A dos meses y medio del retorno se realizó otra expedición cuyo itinerario desconocemos. Las cartas de poder y testamentos realizados por vecinos de Tarija, algunos de ellos primeros pobladores como Antonio de Esquete, refieren a ella como “jornada contra los indios cimarrones de la cordillera”.28
Recapitulando, la entrada de 1584 llevó a Fuentes y Vargas y su gente durante tres meses hacia lo que consideró “el riñón y fuerza de todos los chiriguanaes, donde es curaca principal Chiquiaca” realizando matanzas, apresando y quemando poblados, cultivos y almacenes de maíz, obligando a los indígenas que escaparon con vida a replegarse tierra adentro.29 Además, según informa Fuentes y Vargas, en los enfrentamientos habían sido asesinados por lo menos ocho principales, no hay datos para calcular el resto de los asesinados. Asimismo, afirma que habría sido más grande el daño que podrían haberles causado de no ser por la falta de coordinación entre sus hombres y los de las otras dos columnas que organizaban desde la Audiencia de Charcas (Saignes, 1983). La hueste de Fuentes y Vargas regresó victoriosa en cuanto a la aplicación de su capacidad destructiva, no obstante no haber logrado fundar otro poblado. En 1586 se realizaron dos campañas menores en la que los españoles quemaron, por lo menos, tres pueblos más incluyendo el del cacique Chiquiaca.

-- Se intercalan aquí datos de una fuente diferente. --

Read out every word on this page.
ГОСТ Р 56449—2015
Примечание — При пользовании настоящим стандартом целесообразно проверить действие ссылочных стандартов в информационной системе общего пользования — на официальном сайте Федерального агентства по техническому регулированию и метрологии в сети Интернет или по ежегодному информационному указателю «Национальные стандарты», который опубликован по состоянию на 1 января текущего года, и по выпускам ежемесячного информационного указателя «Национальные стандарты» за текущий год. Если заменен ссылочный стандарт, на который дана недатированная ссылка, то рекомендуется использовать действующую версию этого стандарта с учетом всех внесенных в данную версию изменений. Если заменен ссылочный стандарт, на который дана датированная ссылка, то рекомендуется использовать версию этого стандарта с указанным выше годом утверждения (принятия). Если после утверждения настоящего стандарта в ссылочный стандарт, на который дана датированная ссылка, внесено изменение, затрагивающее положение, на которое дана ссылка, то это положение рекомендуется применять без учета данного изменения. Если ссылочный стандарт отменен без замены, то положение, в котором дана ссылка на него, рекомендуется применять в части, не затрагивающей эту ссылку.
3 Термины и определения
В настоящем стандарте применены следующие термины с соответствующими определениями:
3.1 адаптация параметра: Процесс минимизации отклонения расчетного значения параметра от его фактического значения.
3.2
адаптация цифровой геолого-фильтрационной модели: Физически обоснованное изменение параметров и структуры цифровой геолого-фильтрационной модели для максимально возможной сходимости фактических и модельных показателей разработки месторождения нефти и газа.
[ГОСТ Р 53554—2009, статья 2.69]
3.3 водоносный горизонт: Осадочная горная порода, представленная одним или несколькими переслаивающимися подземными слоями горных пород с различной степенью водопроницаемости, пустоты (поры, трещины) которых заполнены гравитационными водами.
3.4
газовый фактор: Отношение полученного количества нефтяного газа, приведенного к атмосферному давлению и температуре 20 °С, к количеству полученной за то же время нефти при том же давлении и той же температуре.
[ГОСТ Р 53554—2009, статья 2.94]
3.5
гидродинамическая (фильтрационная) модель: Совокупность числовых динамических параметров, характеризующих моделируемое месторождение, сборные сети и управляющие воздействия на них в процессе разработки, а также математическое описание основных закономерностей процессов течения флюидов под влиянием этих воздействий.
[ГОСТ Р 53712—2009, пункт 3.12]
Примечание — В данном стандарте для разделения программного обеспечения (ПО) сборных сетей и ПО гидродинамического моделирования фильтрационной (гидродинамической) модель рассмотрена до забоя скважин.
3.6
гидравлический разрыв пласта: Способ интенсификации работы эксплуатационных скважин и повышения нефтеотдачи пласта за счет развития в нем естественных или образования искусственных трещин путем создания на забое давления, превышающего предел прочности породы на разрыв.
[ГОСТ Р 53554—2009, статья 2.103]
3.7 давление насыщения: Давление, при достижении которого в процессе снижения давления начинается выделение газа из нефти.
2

La violencia en las jornadas punitivas y algunas posibilidades de interpretación desde el siglo XXI
Los hechos descriptos interpelan acerca del modo de dar cuenta de los relatos sin caer en anacronismos pero, a la vez, asumiendo una postura crítica frente a los avasallamientos, matanzas y violencia sistemática ejercida contra las poblaciones indígenas. Pues, en palabras de Bartolomé Clavero (2002: 81)
¿Cómo vamos a ignorar los datos más precisos no solo de una destrucción preterintencional, sino también de un expolio deliberado, cuyas secuelas siguen pesando severamente sobre las espaldas de la humanidad antes y ahora afectada?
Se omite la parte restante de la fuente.